To date, I am a “remote miss” person. I know of people who have suffered, but no one very close to me has been infected. I confess to struggling at times with the question, “Is it really that bad?” I’m quite sure if I worked in a metropolitan emergency room or stood vigil beside the bed of a loved one, I would have a very different perspective.
Today I’m trying to let my personal thoughts and emotions be influenced by our common faith. I know all too well how I tend to respond, but I have chosen the way of Jesus and the way of Jesus is never only about me. The way of Jesus reminds me that redemption has always been expressed in love. Having chosen to follow Christ I am now shaped by Christ’s love. It is a self-sacrificing, others-first kind of love.

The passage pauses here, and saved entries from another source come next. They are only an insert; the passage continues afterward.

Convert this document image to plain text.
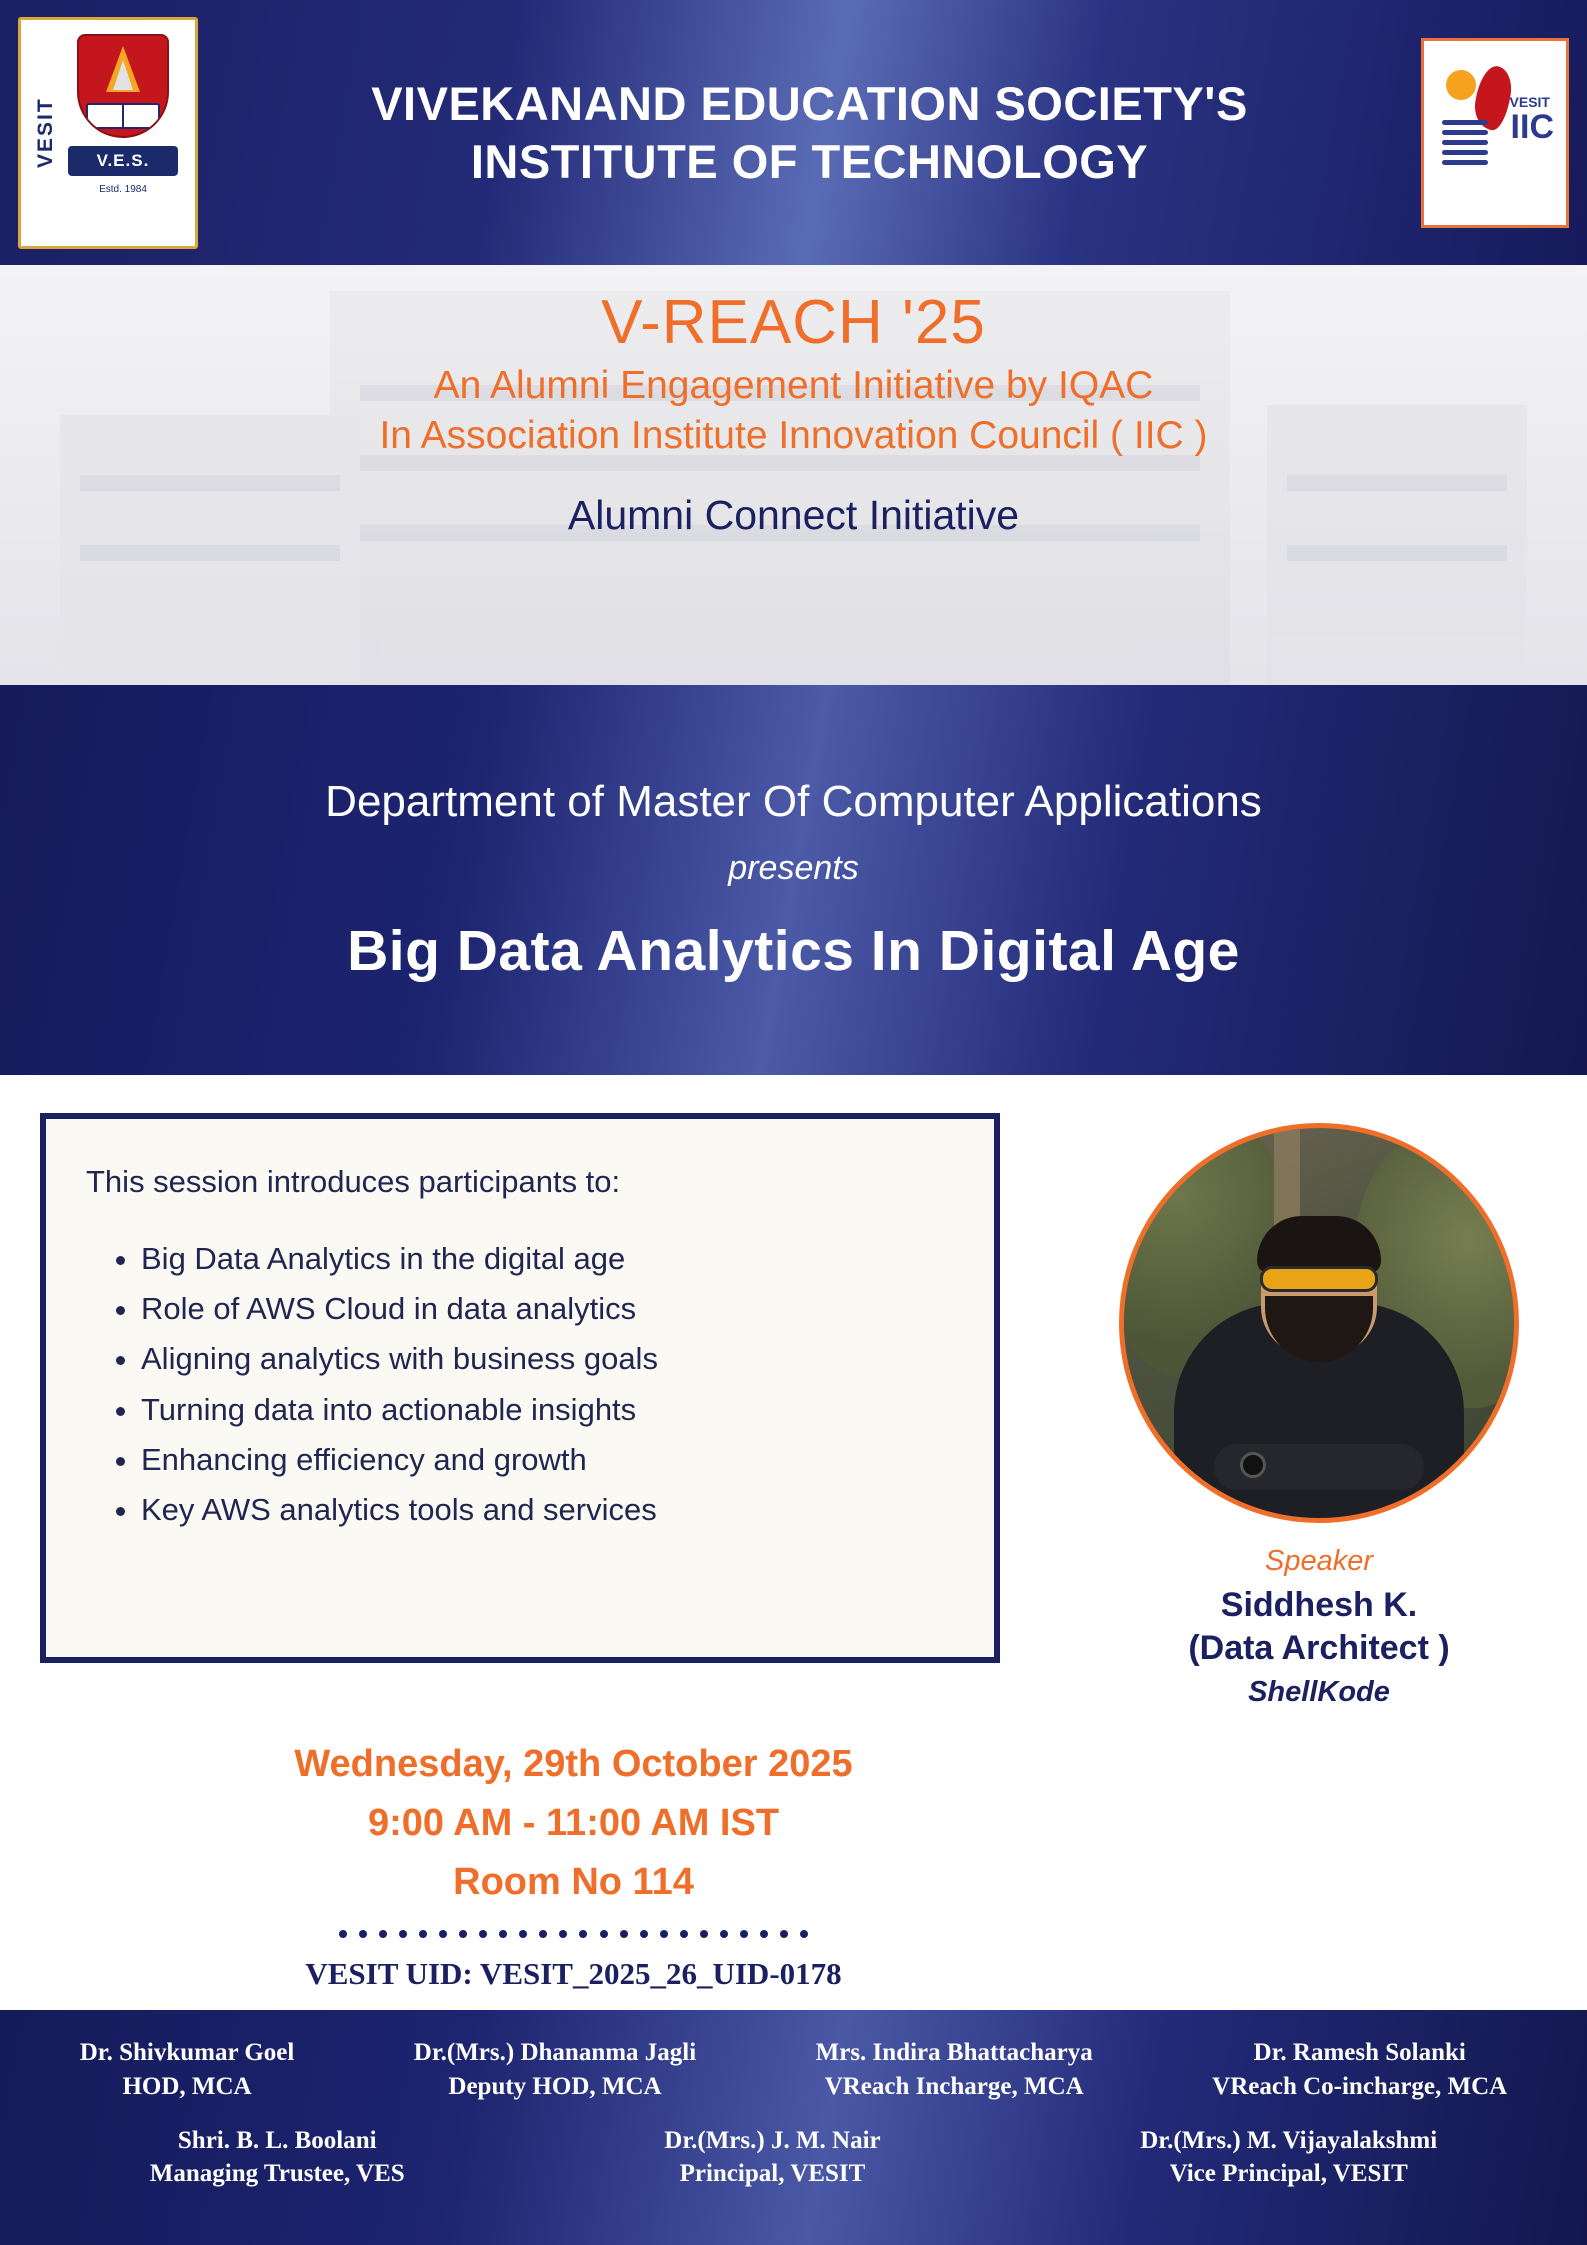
VESIT	V.E.S.
Estd. 1984
VIVEKANAND EDUCATION SOCIETY'S
INSTITUTE OF TECHNOLOGY
VESIT
IIC
V-REACH '25
An Alumni Engagement Initiative by IQAC
In Association Institute Innovation Council ( IIC )
Alumni Connect Initiative
Department of Master Of Computer Applications
presents
Big Data Analytics In Digital Age
This session introduces participants to:
• Big Data Analytics in the digital age
• Role of AWS Cloud in data analytics
• Aligning analytics with business goals
• Turning data into actionable insights
• Enhancing efficiency and growth
• Key AWS analytics tools and services
Speaker
Siddhesh K.
(Data Architect )
ShellKode
Wednesday, 29th October 2025
9:00 AM - 11:00 AM IST
Room No 114
VESIT UID: VESIT_2025_26_UID-0178
Dr. Shivkumar Goel
HOD, MCA
Dr.(Mrs.) Dhananma Jagli
Deputy HOD, MCA
Mrs. Indira Bhattacharya
VReach Incharge, MCA
Dr. Ramesh Solanki
VReach Co-incharge, MCA
Shri. B. L. Boolani
Managing Trustee, VES
Dr.(Mrs.) J. M. Nair
Principal, VESIT
Dr.(Mrs.) M. Vijayalakshmi
Vice Principal, VESIT
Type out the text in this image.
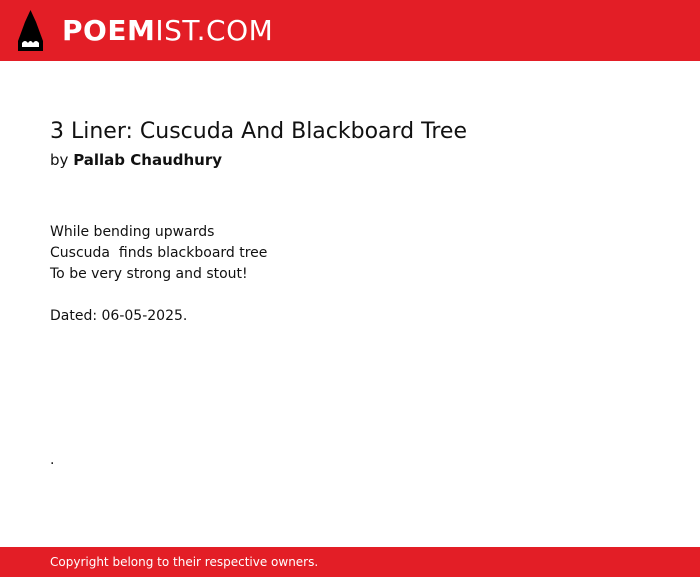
POEMIST.COM
3 Liner: Cuscuda And Blackboard Tree
by Pallab Chaudhury
While bending upwards
Cuscuda  finds blackboard tree
To be very strong and stout!
Dated: 06-05-2025.
.
Copyright belong to their respective owners.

It is this love that becomes the lens through which I view the present circumstance.
Christ’s love compels me to think of you before I think of me. It reminds me to hold in tension the extremes of being a germophobe and a libertarian. We are being asked to walk the tightrope between public health and the freedom to earn a living. These are complex circumstances, but the people of God are up to it. Guided by love, we can move cautiously ahead, testing the uncertain waters of relaxed restrictions while practicing the best of public health. It is this middle way approach that gives us opportunity to both relax and remain vigilant. It is love for both the physically vulnerable and the economically stranded.
Christ’s love is the means to the new normal of balance between public health and personal freedoms. Christian, you are equipped to move confidently into uncertainty, and you must lead the way. Let the love of Christ be your touchstone.
Now that you have purified yourselves by obeying the truth so that you have sincere love for each other, love one another deeply, from the heart.[a] 23 For you have been born again, not of perishable seed, but of imperishable, through the living and enduring word of God.